During the seedling stage, tomato is more sensitive to high salt concentrations compared to later growth stages [53]. At the seedling stage, decreased stem and root length, as well as reduced wet and dry weights of the aerial part and root occur with an increasing salinity concentration [54], resulting in reduction percentages of up to 40 %.

In a study by Sánchez et al. [47], tomato seedlings of the Raf cultivar were exposed to a salinity level of 5.5 dS·m^-1 where they obtained 2708 cm² of leaf area, while at 11 dS·m^-1 their leaf area decreased to 1815 cm².

5. Conclusions

Salinity produces negative effects on germination and the early developmental stages of tomato seedlings. Furthermore, the results of this study suggest that the effects of salinity differ depending on the cultivar, where mainly genetics and the developmental stage play an important role in tolerance and/or susceptibility to salinity.
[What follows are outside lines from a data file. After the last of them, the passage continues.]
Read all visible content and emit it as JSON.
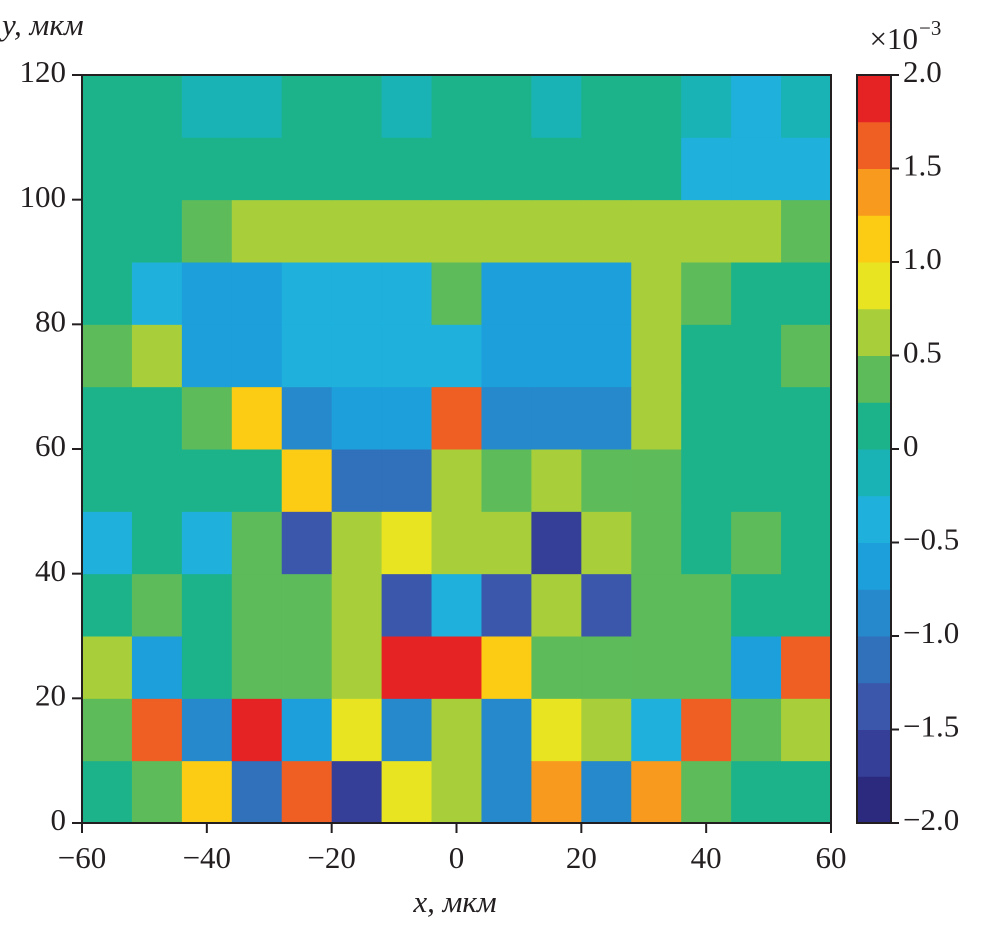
{
  "chart_data": {
    "type": "heatmap",
    "x_label": "x, мкм",
    "y_label": "y, мкм",
    "colorbar_multiplier": "×10",
    "colorbar_exponent": "−3",
    "x": [
      -56,
      -48,
      -40,
      -32,
      -24,
      -16,
      -8,
      0,
      8,
      16,
      24,
      32,
      40,
      48,
      56
    ],
    "y": [
      5,
      15,
      25,
      35,
      45,
      55,
      65,
      75,
      85,
      95,
      105,
      115
    ],
    "z": [
      [
        0,
        0.3,
        1.0,
        -1.2,
        1.6,
        -1.7,
        0.9,
        0.6,
        -1.0,
        1.4,
        -0.8,
        1.4,
        0.3,
        0.2,
        0
      ],
      [
        0.3,
        1.5,
        -0.8,
        1.8,
        -0.6,
        0.8,
        -1.0,
        0.7,
        -0.9,
        0.8,
        0.5,
        -0.5,
        1.6,
        0.4,
        0.6
      ],
      [
        0.5,
        -0.6,
        0.2,
        0.3,
        0.4,
        0.5,
        1.8,
        1.9,
        1.0,
        0.4,
        0.3,
        0.4,
        0.3,
        -0.6,
        1.6
      ],
      [
        0,
        0.3,
        0.2,
        0.3,
        0.4,
        0.6,
        -1.3,
        -0.4,
        -1.3,
        0.6,
        -1.3,
        0.4,
        0.3,
        0.2,
        0.2
      ],
      [
        -0.3,
        0.2,
        -0.3,
        0.3,
        -1.3,
        0.5,
        0.8,
        0.6,
        0.6,
        -1.6,
        0.7,
        0.3,
        0.2,
        0.3,
        0
      ],
      [
        0.2,
        0.1,
        0,
        0.2,
        1.0,
        -1.2,
        -1.2,
        0.5,
        0.3,
        0.5,
        0.3,
        0.3,
        0.2,
        0.1,
        0
      ],
      [
        0,
        0,
        0.3,
        1.2,
        -0.8,
        -0.6,
        -0.6,
        1.5,
        -0.8,
        -1.0,
        -0.9,
        0.5,
        0,
        0,
        0
      ],
      [
        0.3,
        0.5,
        -0.6,
        -0.6,
        -0.4,
        -0.4,
        -0.5,
        -0.5,
        -0.6,
        -0.6,
        -0.6,
        0.5,
        0.2,
        0,
        0.3
      ],
      [
        0,
        -0.4,
        -0.6,
        -0.6,
        -0.5,
        -0.4,
        -0.5,
        0.4,
        -0.6,
        -0.6,
        -0.6,
        0.6,
        0.3,
        0,
        0
      ],
      [
        0,
        0,
        0.3,
        0.6,
        0.6,
        0.5,
        0.6,
        0.7,
        0.6,
        0.6,
        0.6,
        0.5,
        0.5,
        0.5,
        0.3
      ],
      [
        0,
        0,
        0,
        0,
        0,
        0,
        0,
        0,
        0,
        0,
        0,
        0,
        -0.3,
        -0.5,
        -0.4
      ],
      [
        0,
        0,
        -0.1,
        -0.1,
        0,
        0,
        -0.1,
        0,
        0,
        -0.1,
        0,
        0,
        -0.2,
        -0.4,
        -0.2
      ]
    ],
    "xlim": [
      -60,
      60
    ],
    "ylim": [
      0,
      120
    ],
    "zlim": [
      -2,
      2
    ],
    "xticks": [
      {
        "value": -60,
        "label": "−60"
      },
      {
        "value": -40,
        "label": "−40"
      },
      {
        "value": -20,
        "label": "−20"
      },
      0,
      20,
      40,
      60
    ],
    "yticks": [
      0,
      20,
      40,
      60,
      80,
      100,
      120
    ],
    "zticks": [
      {
        "value": 2,
        "label": "2.0"
      },
      {
        "value": 1.5,
        "label": "1.5"
      },
      {
        "value": 1,
        "label": "1.0"
      },
      {
        "value": 0.5,
        "label": "0.5"
      },
      0,
      {
        "value": -0.5,
        "label": "−0.5"
      },
      {
        "value": -1,
        "label": "−1.0"
      },
      {
        "value": -1.5,
        "label": "−1.5"
      },
      {
        "value": -2,
        "label": "−2.0"
      }
    ],
    "colors": [
      "#2b2a7e",
      "#363f97",
      "#3a57ab",
      "#3170bb",
      "#2689cc",
      "#1d9fdb",
      "#1fb0dc",
      "#19b3b6",
      "#1db38a",
      "#5dbb5a",
      "#a8cf3a",
      "#e8e421",
      "#fccc14",
      "#f79a1d",
      "#ef5f24",
      "#e52325"
    ]
  }
}
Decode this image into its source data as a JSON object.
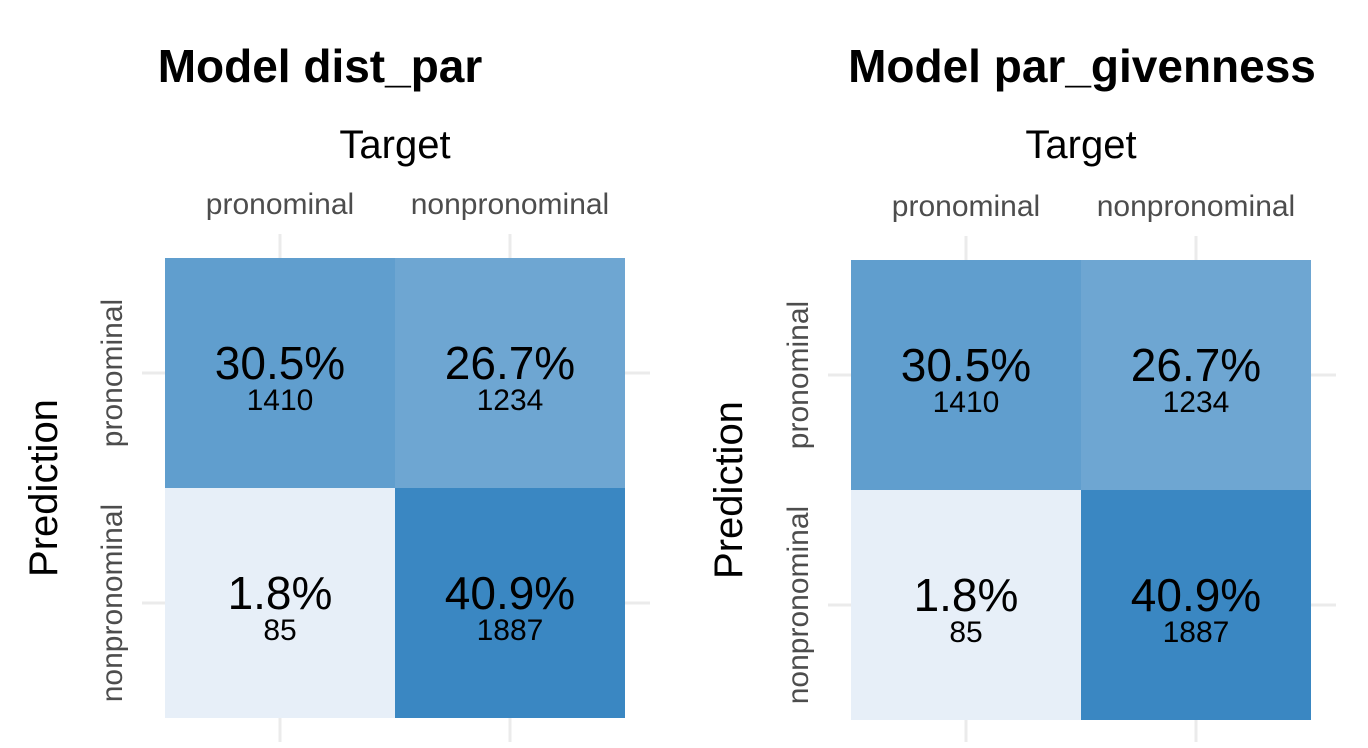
{
  "colors": {
    "background": "#ffffff",
    "grid": "#ebebeb",
    "fill_low": "#f0f4fb",
    "fill_high": "#3a87c2"
  },
  "chart_data": [
    {
      "type": "heatmap",
      "title": "Model dist_par",
      "xlabel": "Target",
      "ylabel": "Prediction",
      "x_categories": [
        "pronominal",
        "nonpronominal"
      ],
      "y_categories": [
        "pronominal",
        "nonpronominal"
      ],
      "cells": [
        {
          "target": "pronominal",
          "prediction": "pronominal",
          "percent": "30.5%",
          "count": "1410",
          "value": 1410
        },
        {
          "target": "nonpronominal",
          "prediction": "pronominal",
          "percent": "26.7%",
          "count": "1234",
          "value": 1234
        },
        {
          "target": "pronominal",
          "prediction": "nonpronominal",
          "percent": "1.8%",
          "count": "85",
          "value": 85
        },
        {
          "target": "nonpronominal",
          "prediction": "nonpronominal",
          "percent": "40.9%",
          "count": "1887",
          "value": 1887
        }
      ]
    },
    {
      "type": "heatmap",
      "title": "Model par_givenness",
      "xlabel": "Target",
      "ylabel": "Prediction",
      "x_categories": [
        "pronominal",
        "nonpronominal"
      ],
      "y_categories": [
        "pronominal",
        "nonpronominal"
      ],
      "cells": [
        {
          "target": "pronominal",
          "prediction": "pronominal",
          "percent": "30.5%",
          "count": "1410",
          "value": 1410
        },
        {
          "target": "nonpronominal",
          "prediction": "pronominal",
          "percent": "26.7%",
          "count": "1234",
          "value": 1234
        },
        {
          "target": "pronominal",
          "prediction": "nonpronominal",
          "percent": "1.8%",
          "count": "85",
          "value": 85
        },
        {
          "target": "nonpronominal",
          "prediction": "nonpronominal",
          "percent": "40.9%",
          "count": "1887",
          "value": 1887
        }
      ]
    }
  ]
}
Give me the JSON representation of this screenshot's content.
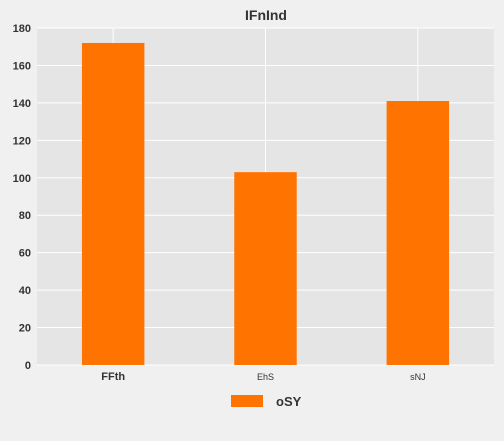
{
  "chart_data": {
    "type": "bar",
    "title": "IFnInd",
    "xlabel": "",
    "ylabel": "",
    "categories": [
      "FFth",
      "EhS",
      "sNJ"
    ],
    "series": [
      {
        "name": "oSY",
        "values": [
          172,
          103,
          141
        ]
      }
    ],
    "ylim": [
      0,
      180
    ],
    "yticks": [
      0,
      20,
      40,
      60,
      80,
      100,
      120,
      140,
      160,
      180
    ],
    "ytick_labels": [
      "0",
      "20",
      "40",
      "60",
      "80",
      "100",
      "120",
      "140",
      "160",
      "180"
    ],
    "grid": true,
    "legend_position": "bottom-center"
  },
  "colors": {
    "background": "#f0f0f0",
    "plot_background": "#e5e5e5",
    "grid": "#ffffff",
    "bar": "#ff7300",
    "text": "#333333"
  }
}
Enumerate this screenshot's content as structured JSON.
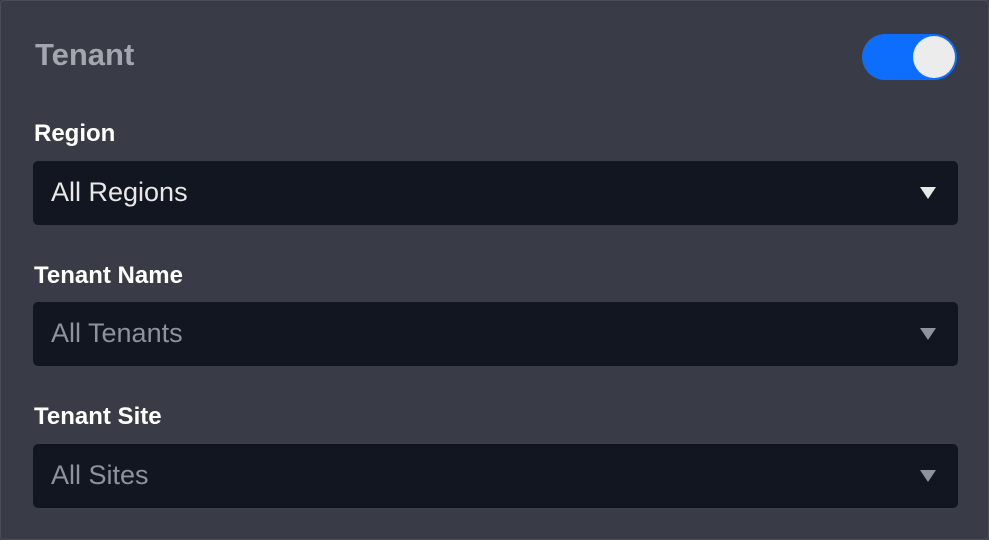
{
  "panel": {
    "title": "Tenant",
    "toggle": {
      "on": true,
      "color": "#0d6efd"
    }
  },
  "fields": [
    {
      "label": "Region",
      "value": "All Regions",
      "icon": "caret-down-icon"
    },
    {
      "label": "Tenant Name",
      "value": "All Tenants",
      "icon": "caret-down-icon"
    },
    {
      "label": "Tenant Site",
      "value": "All Sites",
      "icon": "caret-down-icon"
    }
  ]
}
A total of 17 tolerant genotypes were identified at both developmental stages, while one genotype (CJ106) showed tolerance at both stages studied. These genotypes showed the best response in the variables evaluated.

Native tomato species play an important role in the identification and use of tolerant genotypes since they can be used as a genetic resource for obtaining commercial genotypes with salt tolerance or as potential rootstocks.